The most obvious sign that you are sweating in the water is shortness of breath. It is often an indicator of sweating as it shows you are exercising at high intensity, and your body is sweating to not overheat. So if you find yourself gasping and feeling out of breath, chances are you are sweating.
Also, if you are wearing a swimming cap, you will feel your head warm-up, which is because you are sweating underneath it. And it is important to note that swimmers may continue to sweat after the water training session is over as body temperature is still rising. It takes time for the body to cool down. As a result, swimmers may find themselves perspiring after getting out of the pool and wiping dry.
Actually, there are many studies on this issue in the world, but we do not see the need to quote data here. The reason is that the research results will vary depending on the subject of study (professional athlete or normal person), amount of movement in water (high or low), water temperature, air temperature …
We just need to know some important information: women sweat less than men; outdoor swimming pools in hot season are more likely to make swimmers sweat more easily than covered pools or indoor pools; Sweating dehydrates your body, which in turn affects your ability to function in the water and affects swimmer performance.
The most important and remarkable story here is this: the things you do not notice can harm you because you do not anticipate its harm and take measures to stop it in time. Sweating in the water, if not seen and underestimated, your swimming performance will suffer.
You’re dehydrated, and with it, you lose electrolytes.
Dehydration occurs when you are using more fluids than you are drinking. This negatively affects your body as it prevents it from performing its normal functions. Signs of dehydration include thirst, irritability, headache, weakness, dizziness, cramps, and heartburn. Excessive dehydration can lead to vomiting, nausea, fainting, and ultimately heat shock.
Dehydration of just 1-2% of total body weight starts to impact performance. When your body doesn’t have enough fluids, it causes your heart rate to spike, which will make your workout feel more difficult.

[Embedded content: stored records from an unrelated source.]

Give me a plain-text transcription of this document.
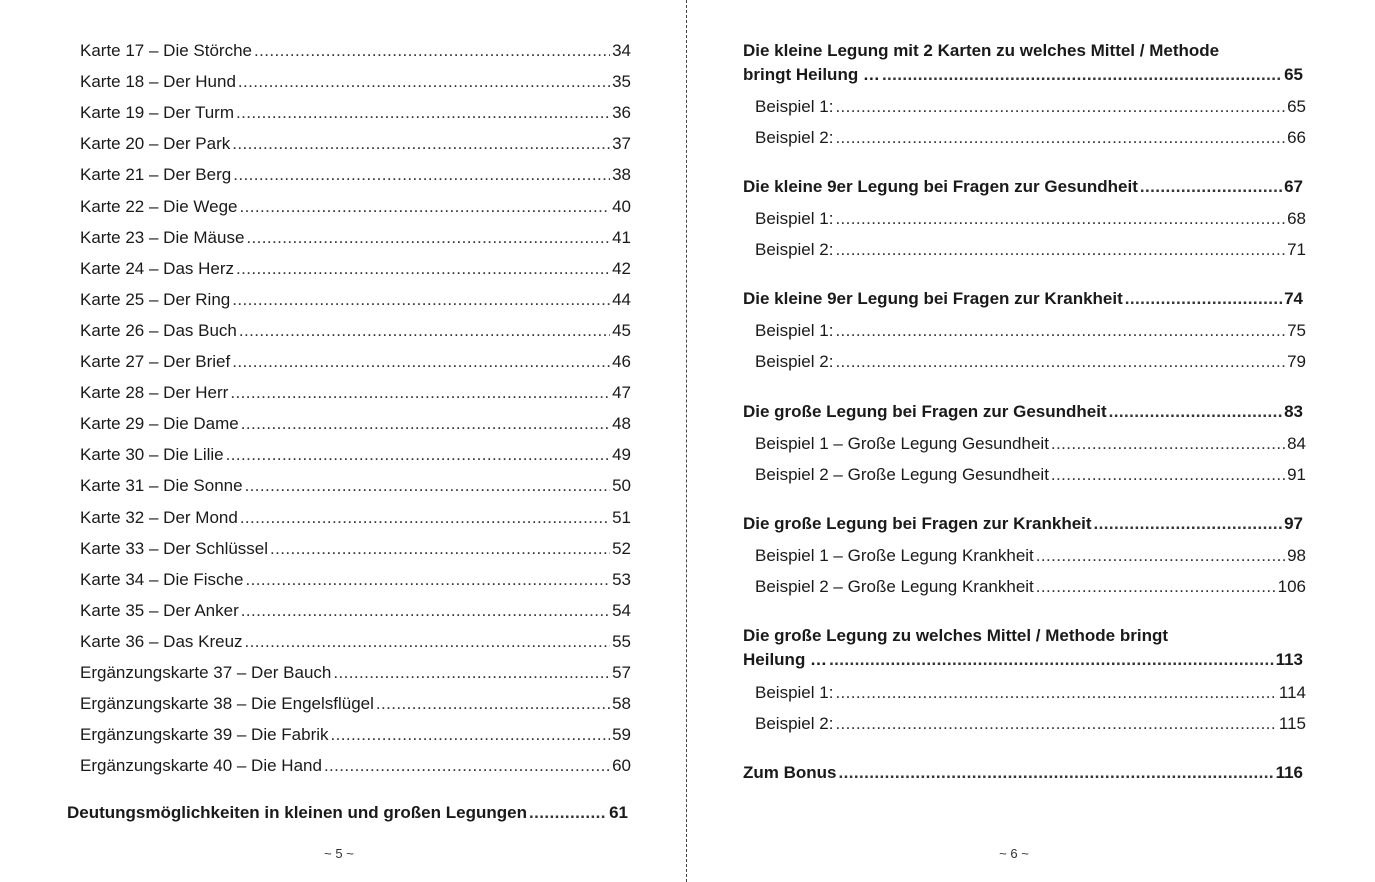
Karte 17 – Die Störche .....	34
Karte 18 – Der Hund .....	35
Karte 19 – Der Turm .....	36
Karte 20 – Der Park .....	37
Karte 21 – Der Berg .....	38
Karte 22 – Die Wege .....	40
Karte 23 – Die Mäuse .....	41
Karte 24 – Das Herz .....	42
Karte 25 – Der Ring .....	44
Karte 26 – Das Buch .....	45
Karte 27 – Der Brief .....	46
Karte 28 – Der Herr .....	47
Karte 29 – Die Dame .....	48
Karte 30 – Die Lilie .....	49
Karte 31 – Die Sonne .....	50
Karte 32 – Der Mond .....	51
Karte 33 – Der Schlüssel .....	52
Karte 34 – Die Fische .....	53
Karte 35 – Der Anker .....	54
Karte 36 – Das Kreuz .....	55
Ergänzungskarte 37 – Der Bauch .....	57
Ergänzungskarte 38 – Die Engelsflügel .....	58
Ergänzungskarte 39 – Die Fabrik .....	59
Ergänzungskarte 40 – Die Hand .....	60
Deutungsmöglichkeiten in kleinen und großen Legungen .....	61
~ 5 ~
Die kleine Legung mit 2 Karten zu welches Mittel / Methode
bringt Heilung … .....	65
Beispiel 1: .....	65
Beispiel 2: .....	66
Die kleine 9er Legung bei Fragen zur Gesundheit .....	67
Beispiel 1: .....	68
Beispiel 2: .....	71
Die kleine 9er Legung bei Fragen zur Krankheit .....	74
Beispiel 1: .....	75
Beispiel 2: .....	79
Die große Legung bei Fragen zur Gesundheit .....	83
Beispiel 1 – Große Legung Gesundheit .....	84
Beispiel 2 – Große Legung Gesundheit .....	91
Die große Legung bei Fragen zur Krankheit .....	97
Beispiel 1 – Große Legung Krankheit .....	98
Beispiel 2 – Große Legung Krankheit .....	106
Die große Legung zu welches Mittel / Methode bringt
Heilung … .....	113
Beispiel 1: .....	114
Beispiel 2: .....	115
Zum Bonus .....	116
~ 6 ~
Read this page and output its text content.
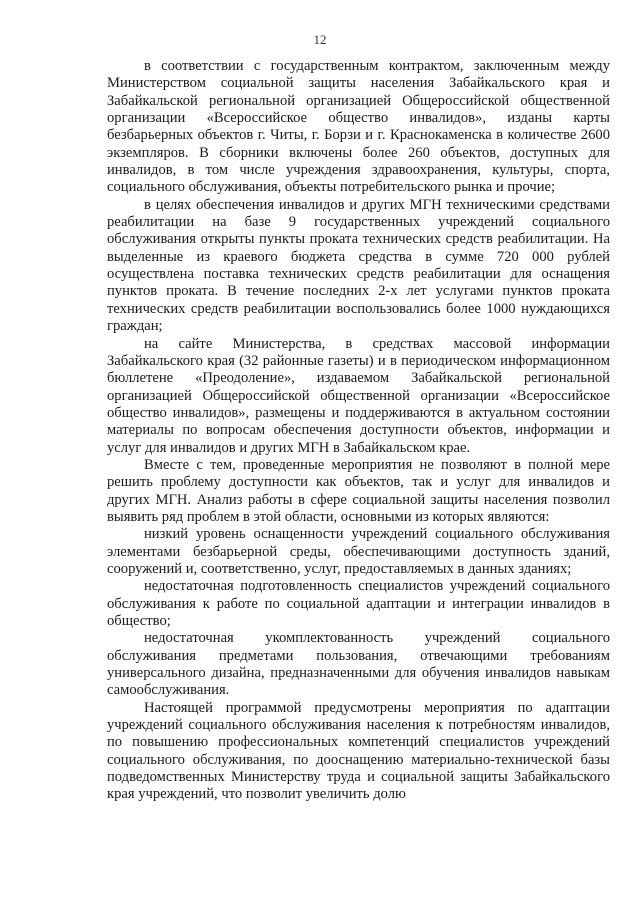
12

в соответствии с государственным контрактом, заключенным между Министерством социальной защиты населения Забайкальского края и Забайкальской региональной организацией Общероссийской общественной организации «Всероссийское общество инвалидов», изданы карты безбарьерных объектов г. Читы, г. Борзи и г. Краснокаменска в количестве 2600 экземпляров. В сборники включены более 260 объектов, доступных для инвалидов, в том числе учреждения здравоохранения, культуры, спорта, социального обслуживания, объекты потребительского рынка и прочие;

в целях обеспечения инвалидов и других МГН техническими средствами реабилитации на базе 9 государственных учреждений социального обслуживания открыты пункты проката технических средств реабилитации. На выделенные из краевого бюджета средства в сумме 720 000 рублей осуществлена поставка технических средств реабилитации для оснащения пунктов проката. В течение последних 2-х лет услугами пунктов проката технических средств реабилитации воспользовались более 1000 нуждающихся граждан;

на сайте Министерства, в средствах массовой информации Забайкальского края (32 районные газеты) и в периодическом информационном бюллетене «Преодоление», издаваемом Забайкальской региональной организацией Общероссийской общественной организации «Всероссийское общество инвалидов», размещены и поддерживаются в актуальном состоянии материалы по вопросам обеспечения доступности объектов, информации и услуг для инвалидов и других МГН в Забайкальском крае.

Вместе с тем, проведенные мероприятия не позволяют в полной мере решить проблему доступности как объектов, так и услуг для инвалидов и других МГН. Анализ работы в сфере социальной защиты населения позволил выявить ряд проблем в этой области, основными из которых являются:

низкий уровень оснащенности учреждений социального обслуживания элементами безбарьерной среды, обеспечивающими доступность зданий, сооружений и, соответственно, услуг, предоставляемых в данных зданиях;

недостаточная подготовленность специалистов учреждений социального обслуживания к работе по социальной адаптации и интеграции инвалидов в общество;

недостаточная укомплектованность учреждений социального обслуживания предметами пользования, отвечающими требованиям универсального дизайна, предназначенными для обучения инвалидов навыкам самообслуживания.

Настоящей программой предусмотрены мероприятия по адаптации учреждений социального обслуживания населения к потребностям инвалидов, по повышению профессиональных компетенций специалистов учреждений социального обслуживания, по дооснащению материально-технической базы подведомственных Министерству труда и социальной защиты Забайкальского края учреждений, что позволит увеличить долю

Electrolytes will also flow out of the sweat you release. Electrolytes help our bodies function well by keeping our pH in balance and regulated. They aid in building new tissue, helping with blood clotting, controlling muscle contractions, and regulating fluid levels.
To avoid dehydration, always have a water bottle with you before, during, and after a workout. The best athletes know that they need to take regular sips of water throughout their training session. Studies show that you should drink at least half a liter of water during swimming to avoid dehydration.
When exercising, rehydration is your best friend. Water regulates body temperature and lubricates joints, thus allowing the body to function at its peak. It also improves muscle function and blood circulation while regulating blood pressure.
With new sports drinks being made every week, it’s hard to know what you should actually drink during your workout. In most cases, filtered water is the best solution to dehydration. It is completely natural and replenishes what your body is losing.
In fact, swimmers sweat while underwater. They may become more dehydrated than practitioners in other terrestrial disciplines simply because they don’t notice that they’re sweating. Therefore, it is essential and prudent for swimmers of all levels to keep hydrated while swimming to replenish the electrolytes and water lost during exercise.